Citons l’ordonnance :

«6. Pour prononcer l’interdiction litigieuse, le préfet de l’Hérault a, aux termes d’un arrêté particulièrement motivé, estimé que la manifestation ainsi déclarée présente un risque avéré de troubles pour l’ordre public auquel les forces de sécurité pourraient être en mesure de ne pas faire face, eu égard notamment à leur mobilisation pour les évènement sportifs et festifs prévus le même jour, alors que la fréquentation touristique et commerciale de la place de la Comédie et des rues mentionnées dans la déclaration est, en cette période encore estivale, particulièrement importante.

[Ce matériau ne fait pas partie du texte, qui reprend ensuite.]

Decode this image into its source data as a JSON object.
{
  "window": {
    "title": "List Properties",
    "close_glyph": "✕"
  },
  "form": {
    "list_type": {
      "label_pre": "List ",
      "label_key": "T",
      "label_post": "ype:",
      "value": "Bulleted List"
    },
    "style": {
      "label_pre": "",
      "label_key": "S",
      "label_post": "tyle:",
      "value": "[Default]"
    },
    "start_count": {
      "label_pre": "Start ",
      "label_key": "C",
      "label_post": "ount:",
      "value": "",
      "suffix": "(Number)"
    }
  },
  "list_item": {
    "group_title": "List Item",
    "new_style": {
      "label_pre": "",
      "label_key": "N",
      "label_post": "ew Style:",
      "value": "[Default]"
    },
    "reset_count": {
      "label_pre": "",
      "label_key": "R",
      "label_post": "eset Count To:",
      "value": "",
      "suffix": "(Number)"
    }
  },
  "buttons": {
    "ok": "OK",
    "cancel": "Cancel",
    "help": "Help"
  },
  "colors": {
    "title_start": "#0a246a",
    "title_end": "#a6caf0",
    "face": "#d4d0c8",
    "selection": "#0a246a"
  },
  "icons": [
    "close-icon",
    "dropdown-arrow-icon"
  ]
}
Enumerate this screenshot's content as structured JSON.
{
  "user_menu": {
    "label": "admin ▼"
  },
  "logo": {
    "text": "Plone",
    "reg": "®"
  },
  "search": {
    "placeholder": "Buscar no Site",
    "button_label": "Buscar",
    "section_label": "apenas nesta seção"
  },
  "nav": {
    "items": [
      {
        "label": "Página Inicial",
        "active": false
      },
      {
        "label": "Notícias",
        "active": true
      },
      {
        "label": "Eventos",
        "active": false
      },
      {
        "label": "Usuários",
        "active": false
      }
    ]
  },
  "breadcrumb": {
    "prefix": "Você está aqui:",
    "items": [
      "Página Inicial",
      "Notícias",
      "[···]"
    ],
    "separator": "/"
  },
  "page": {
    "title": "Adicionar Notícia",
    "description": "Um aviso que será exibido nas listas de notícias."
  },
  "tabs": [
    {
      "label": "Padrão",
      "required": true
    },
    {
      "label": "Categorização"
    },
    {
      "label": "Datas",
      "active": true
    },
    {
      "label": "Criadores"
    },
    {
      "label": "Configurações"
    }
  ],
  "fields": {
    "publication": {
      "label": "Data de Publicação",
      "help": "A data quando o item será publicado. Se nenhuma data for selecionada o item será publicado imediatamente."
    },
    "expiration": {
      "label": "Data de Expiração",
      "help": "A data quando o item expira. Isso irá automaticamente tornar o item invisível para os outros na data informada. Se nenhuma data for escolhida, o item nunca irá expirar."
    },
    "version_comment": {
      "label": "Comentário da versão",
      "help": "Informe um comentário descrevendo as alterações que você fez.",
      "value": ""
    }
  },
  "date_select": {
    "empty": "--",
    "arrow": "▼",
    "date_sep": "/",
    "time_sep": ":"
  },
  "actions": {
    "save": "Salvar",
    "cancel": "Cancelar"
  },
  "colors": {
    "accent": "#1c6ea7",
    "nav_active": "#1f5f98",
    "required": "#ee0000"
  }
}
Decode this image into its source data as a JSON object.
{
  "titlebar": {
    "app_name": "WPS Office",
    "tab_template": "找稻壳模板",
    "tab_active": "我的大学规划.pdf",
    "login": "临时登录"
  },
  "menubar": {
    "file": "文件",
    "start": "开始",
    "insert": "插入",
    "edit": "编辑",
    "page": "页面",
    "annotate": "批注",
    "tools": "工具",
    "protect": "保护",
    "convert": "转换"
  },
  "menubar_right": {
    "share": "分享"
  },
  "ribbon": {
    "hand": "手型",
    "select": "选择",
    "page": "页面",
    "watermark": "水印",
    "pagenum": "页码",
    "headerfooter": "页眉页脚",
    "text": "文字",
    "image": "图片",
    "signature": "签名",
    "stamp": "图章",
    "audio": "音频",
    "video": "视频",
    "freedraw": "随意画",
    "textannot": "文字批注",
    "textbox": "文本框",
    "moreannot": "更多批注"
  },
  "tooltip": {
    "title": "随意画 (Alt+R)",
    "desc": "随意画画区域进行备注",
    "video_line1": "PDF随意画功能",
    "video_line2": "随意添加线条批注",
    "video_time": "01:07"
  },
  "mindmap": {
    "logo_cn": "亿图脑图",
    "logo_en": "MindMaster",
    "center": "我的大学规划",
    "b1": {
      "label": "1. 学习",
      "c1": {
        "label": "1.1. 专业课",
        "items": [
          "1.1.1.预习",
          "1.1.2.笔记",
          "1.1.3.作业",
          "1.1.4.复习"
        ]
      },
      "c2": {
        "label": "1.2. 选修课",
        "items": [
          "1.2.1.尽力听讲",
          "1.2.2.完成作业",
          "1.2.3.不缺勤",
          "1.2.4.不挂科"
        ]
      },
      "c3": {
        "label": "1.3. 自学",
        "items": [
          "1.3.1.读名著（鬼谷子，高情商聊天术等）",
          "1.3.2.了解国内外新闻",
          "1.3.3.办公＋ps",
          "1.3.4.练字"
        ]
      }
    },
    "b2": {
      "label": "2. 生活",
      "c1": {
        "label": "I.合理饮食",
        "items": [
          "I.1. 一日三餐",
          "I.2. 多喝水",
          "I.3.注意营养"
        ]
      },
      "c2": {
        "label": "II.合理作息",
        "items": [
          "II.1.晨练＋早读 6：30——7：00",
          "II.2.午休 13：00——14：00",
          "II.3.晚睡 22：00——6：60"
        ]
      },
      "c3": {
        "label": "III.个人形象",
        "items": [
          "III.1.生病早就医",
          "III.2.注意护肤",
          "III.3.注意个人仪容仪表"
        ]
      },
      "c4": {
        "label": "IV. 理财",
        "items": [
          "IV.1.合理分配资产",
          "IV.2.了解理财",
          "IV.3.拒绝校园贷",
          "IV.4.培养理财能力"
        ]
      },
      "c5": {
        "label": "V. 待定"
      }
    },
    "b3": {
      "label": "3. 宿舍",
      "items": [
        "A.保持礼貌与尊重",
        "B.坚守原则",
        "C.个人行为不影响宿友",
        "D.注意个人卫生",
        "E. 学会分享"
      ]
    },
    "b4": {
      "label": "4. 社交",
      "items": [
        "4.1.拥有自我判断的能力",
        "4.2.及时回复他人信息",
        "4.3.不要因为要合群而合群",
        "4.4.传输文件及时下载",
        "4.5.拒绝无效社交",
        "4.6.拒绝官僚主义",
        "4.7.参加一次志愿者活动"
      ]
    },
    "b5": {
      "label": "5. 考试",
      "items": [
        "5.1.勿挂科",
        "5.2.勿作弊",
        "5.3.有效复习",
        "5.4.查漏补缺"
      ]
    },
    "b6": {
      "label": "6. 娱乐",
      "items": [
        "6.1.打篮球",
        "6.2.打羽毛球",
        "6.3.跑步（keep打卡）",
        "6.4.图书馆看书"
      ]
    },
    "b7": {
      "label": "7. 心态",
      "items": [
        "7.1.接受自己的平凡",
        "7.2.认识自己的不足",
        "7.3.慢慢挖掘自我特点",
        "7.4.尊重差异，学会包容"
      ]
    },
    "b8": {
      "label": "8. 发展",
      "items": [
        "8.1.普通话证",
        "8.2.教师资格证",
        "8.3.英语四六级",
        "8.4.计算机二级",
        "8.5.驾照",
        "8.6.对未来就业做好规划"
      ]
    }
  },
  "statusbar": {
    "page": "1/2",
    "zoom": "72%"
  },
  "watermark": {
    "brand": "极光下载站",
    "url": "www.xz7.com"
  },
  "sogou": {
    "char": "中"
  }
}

« 7. Contrairement à ce que soutient le requérant, pour apprécier le risque avéré de troubles à l’ordre public, le préfet s’est fondé non sur les mots d’ordre de cette manifestation mais sur des faits réitérés de violences, dégradations, provocations et menaces adressées à des personnes dénommées que les manifestations déclarées ou non, organisées par le collectif BDS, ont entraîné depuis plus d’un an et, en dernier lieu, le 23 août 2025.
« 
8. Si le requérant minimise la gravité de la portée ou des conséquences de ces faits, il ne conteste pas leur réalité, s’agissant, en particulier, des dégradations visant la Maison des relations internationales, le 13 juin 2024, des actions visant à entraver le bon déroulement de manifestations sportives, les 13 mai 2024 et 22 juillet 2025, du retournement des tables et des chaises d’une terrasse ouverte au public et partiellement occupée d’un établissement McDonald’s, le 2 août 2025, et des régulières prises à parti ciblées d’enseignes commerciales avec des actions devant les locaux de ces enseignes voire au sein même de ces locaux.
« 
9. Il ne conteste pas davantage la réalité de l’agression physique d’une candidate aux élections législatives, commise en marge de la manifestation non déclarée qui s’est tenue le 11 juin 2025. La circonstance alléguée que cette manifestation serait distincte de celles organisées par le collectif BDS n’est pas sérieuse, l’arrêté litigieux relevant qu’un barnum au nom de ce collectif avait été installé, ce jour-là, sur la place de la Comédie et la circonstance que les auteurs de ces faits de violence n’auraient aucun lien avec ce collectif est, en tout état de cause, sans incidence sur l’analyse du risque de la menace pour l’ordre public que présente la tenue d’une nouvelle manifestation dans des conditions similaires, l’arrêté litigieux relevant, au demeurant, que ces auteurs ont trouvé refuge sous le barnum du collectif BDS.
« 
10. Il résulte de l’ensemble de ces éléments que les manifestations organisées par le collectif BDS ou auxquelles il a visiblement participé depuis plus d’un an ont effectivement été à l’origine de plusieurs troubles graves à l’ordre public, y compris des violences physiques. Au surplus, l’arrêté litigieux relève un appel à un durcissement du mouvement de protestation sur les réseaux sociaux, dans les termes suivants :  » il est temps de frapper plus fort ! Nos actions de boycott doivent passer à l’étape supérieure. Tant que McDonald’s financera le génocide, nous ferons monter la pression ! « . Le requérant ni ne conteste la réalité de cet appel ni ne cherche même à démontrer comment, dans ce contexte, un tel durcissement pourrait ne pas générer de nouveaux troubles graves à l’ordre public.»